KEY HIGHLIGHTS
- Chinese bank ICBC had secured a bank branch license to operate in India from RBI almost a decade ago
- Equity dilution by NPCI an effort diversify, distribute shareholding to a larger set of RBI-regulated entities
- ICBC among foreign banks in India that got a small pie in the NPCI which diluted a little less than 5 per cent equity
- Banking sector insiders believe the Chinese bank's investment should be seen differently from funding in banks or NBFCs
The National Payments Corporation of India (NPCI), tasked with creating retail payment and settlement infrastructure in the country, has inducted a Chinese Bank -- Industrial and Commercial Bank of China (ICBC) -- as a shareholder in the company. Chinese government-owned ICBC is also the world's largest bank in terms of assets at $4 trillion. The bank is way ahead of US biggies like JP Morgan Chase and Bank of America in terms of total assets, deposits and advances.
ICBC is already registered in India as a foreign bank. It had secured a bank branch license to operate in India from the Reserve Bank of India (RBI) almost a decade ago. That was when India-China trade ties were beginning to open new opportunities for Chinese banks with branches in India.
The current equity dilution by NPCI is part of its move to diversify and distribute the shareholding to a larger set of RBI-regulated entities which also include foreign bank, NBFCs, and fintechs.
ICBC was among the foreign banks present in India that got a small pie in the NPCI which diluted a little less than 5 per cent equity in the current round. The shareholding of Chinese bank is very small, but it assumes significance in light of recent tension between the two countries.
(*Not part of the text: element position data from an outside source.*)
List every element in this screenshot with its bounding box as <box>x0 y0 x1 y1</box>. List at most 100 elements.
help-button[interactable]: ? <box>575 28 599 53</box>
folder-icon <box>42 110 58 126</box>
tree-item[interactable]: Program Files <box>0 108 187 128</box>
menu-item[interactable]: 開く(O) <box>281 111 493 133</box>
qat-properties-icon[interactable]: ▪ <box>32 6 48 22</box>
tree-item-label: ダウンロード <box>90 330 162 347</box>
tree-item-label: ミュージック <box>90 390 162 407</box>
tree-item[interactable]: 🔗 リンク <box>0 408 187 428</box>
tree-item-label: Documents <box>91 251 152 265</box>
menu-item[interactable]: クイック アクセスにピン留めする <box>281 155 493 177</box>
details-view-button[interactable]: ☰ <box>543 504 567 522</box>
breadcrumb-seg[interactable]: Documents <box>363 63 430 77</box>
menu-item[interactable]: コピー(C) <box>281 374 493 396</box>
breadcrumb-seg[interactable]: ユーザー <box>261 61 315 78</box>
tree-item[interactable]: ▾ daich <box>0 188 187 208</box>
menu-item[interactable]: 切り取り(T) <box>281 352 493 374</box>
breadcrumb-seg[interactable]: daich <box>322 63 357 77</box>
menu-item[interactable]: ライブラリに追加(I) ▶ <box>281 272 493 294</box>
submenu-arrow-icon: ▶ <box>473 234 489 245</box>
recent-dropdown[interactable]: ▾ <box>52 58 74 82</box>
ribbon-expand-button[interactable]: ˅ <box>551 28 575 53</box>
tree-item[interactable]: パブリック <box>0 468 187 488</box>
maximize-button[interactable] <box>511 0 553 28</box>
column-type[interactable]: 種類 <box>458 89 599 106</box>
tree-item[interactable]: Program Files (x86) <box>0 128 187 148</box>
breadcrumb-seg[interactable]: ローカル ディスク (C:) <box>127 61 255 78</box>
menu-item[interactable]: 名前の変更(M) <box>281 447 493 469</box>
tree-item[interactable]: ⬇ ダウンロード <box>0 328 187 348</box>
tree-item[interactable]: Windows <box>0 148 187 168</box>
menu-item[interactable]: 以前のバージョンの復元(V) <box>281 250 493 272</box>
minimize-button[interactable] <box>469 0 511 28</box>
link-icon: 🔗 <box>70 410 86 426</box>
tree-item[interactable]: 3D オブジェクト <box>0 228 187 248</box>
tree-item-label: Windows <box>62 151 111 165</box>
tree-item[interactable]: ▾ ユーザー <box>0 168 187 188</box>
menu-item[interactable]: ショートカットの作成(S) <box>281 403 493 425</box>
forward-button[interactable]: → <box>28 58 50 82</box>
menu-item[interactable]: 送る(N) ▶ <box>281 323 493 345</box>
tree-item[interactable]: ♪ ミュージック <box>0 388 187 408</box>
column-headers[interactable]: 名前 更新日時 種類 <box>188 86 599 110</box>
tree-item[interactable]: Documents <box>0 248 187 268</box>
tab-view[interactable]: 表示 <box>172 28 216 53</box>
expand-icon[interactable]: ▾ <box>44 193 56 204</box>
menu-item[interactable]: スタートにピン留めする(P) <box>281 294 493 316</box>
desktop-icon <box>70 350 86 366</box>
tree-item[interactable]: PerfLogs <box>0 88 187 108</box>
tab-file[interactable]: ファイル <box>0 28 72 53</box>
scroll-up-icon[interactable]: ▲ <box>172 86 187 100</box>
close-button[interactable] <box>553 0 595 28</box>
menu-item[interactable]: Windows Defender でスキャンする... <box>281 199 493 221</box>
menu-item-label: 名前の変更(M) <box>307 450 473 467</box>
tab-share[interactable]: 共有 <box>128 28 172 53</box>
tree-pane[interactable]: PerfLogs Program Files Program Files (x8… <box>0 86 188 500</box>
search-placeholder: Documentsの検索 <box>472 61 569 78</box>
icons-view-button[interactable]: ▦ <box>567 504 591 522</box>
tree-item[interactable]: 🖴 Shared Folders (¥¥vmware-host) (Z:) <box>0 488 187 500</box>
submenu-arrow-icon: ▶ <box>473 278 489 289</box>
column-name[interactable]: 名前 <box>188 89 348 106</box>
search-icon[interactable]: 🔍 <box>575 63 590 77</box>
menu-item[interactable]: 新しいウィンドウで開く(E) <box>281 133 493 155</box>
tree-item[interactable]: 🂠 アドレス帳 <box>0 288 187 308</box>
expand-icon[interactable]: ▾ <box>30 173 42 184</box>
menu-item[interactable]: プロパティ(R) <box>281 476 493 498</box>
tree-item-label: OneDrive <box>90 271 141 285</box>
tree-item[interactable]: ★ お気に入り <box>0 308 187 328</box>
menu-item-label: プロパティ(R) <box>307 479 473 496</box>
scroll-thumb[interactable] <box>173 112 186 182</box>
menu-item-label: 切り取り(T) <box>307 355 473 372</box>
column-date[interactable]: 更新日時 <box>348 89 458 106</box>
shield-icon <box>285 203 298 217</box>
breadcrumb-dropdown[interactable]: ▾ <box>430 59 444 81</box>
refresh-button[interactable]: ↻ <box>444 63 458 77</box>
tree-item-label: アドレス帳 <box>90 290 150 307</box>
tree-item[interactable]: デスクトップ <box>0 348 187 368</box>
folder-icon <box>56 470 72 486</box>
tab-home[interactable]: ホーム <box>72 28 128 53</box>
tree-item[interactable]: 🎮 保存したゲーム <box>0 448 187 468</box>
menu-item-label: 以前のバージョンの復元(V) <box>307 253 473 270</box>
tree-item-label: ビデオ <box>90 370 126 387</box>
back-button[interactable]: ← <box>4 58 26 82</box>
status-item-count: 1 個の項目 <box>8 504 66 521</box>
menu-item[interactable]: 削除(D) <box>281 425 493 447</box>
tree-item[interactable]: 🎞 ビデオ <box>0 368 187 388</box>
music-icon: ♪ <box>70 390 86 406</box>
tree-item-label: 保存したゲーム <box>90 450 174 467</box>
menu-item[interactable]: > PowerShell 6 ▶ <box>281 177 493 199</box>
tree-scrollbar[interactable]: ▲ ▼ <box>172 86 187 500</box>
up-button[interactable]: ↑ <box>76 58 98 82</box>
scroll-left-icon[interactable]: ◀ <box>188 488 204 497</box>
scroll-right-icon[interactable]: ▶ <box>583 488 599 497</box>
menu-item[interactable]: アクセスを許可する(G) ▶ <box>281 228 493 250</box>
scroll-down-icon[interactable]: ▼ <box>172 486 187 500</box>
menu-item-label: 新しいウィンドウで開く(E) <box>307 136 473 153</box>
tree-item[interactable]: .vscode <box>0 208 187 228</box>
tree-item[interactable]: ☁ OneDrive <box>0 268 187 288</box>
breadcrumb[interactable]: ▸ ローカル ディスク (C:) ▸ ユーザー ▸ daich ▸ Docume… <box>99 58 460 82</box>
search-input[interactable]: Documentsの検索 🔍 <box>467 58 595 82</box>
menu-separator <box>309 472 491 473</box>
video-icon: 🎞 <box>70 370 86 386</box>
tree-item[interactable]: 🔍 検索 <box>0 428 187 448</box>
In the last one year, political sentiments have dramatically changed against China. The government has tightened foreign portfolio investment rules especially with regard to investments coming from neighbouring countries with a Chinese connection citing 'opportunistic takeovers'.
India had also banned over 100 apps including Wechat, Shareit, TikTok, PUBG etc.
However, there is no bar on Chinese portfolio investment in India. This is actually the fourth recent investment by a Chinese institution. The People's Bank of China had made minority investments in mortgage lender HDFC Ltd, private sector ICICI Bank and non banking entity Bajaj Finance Ltd.
The People's Bank of China is the country's central bank. However, Chinese investments in India's financial services sector is no threat to the financial system. That's because the voting rights in the banking sector has been restricted to 15 per cent of the total shareholding. The acquisition of share beyond 5 per cent of the bank's capital also needs a prior approval from the RBI.
Banking sector insiders believe that the Chinese bank's investment in the NPCI, which also owns and operates innovative UPI, should be seen differently from funding in banks or NBFCs. They argue that NPCI is like a regulator for retail payments. They further say that at a time when the entire digital payments space is witnessing a transformation globally, the entry of a Chinese bank in the India's payment and settlement body is like allowing them too much access.
NPCI's core promoters initially were all big banks lead by SBI, ICICI and HDFC Bank. Four years ago, the NPCI diversified its shareholding to include dozens of Indian banks -- both public and private. Further broad-basing the equity shareholding is yet another initiative to include RBI regulated entities like new age NBFCs, Fintechs and foreign banks.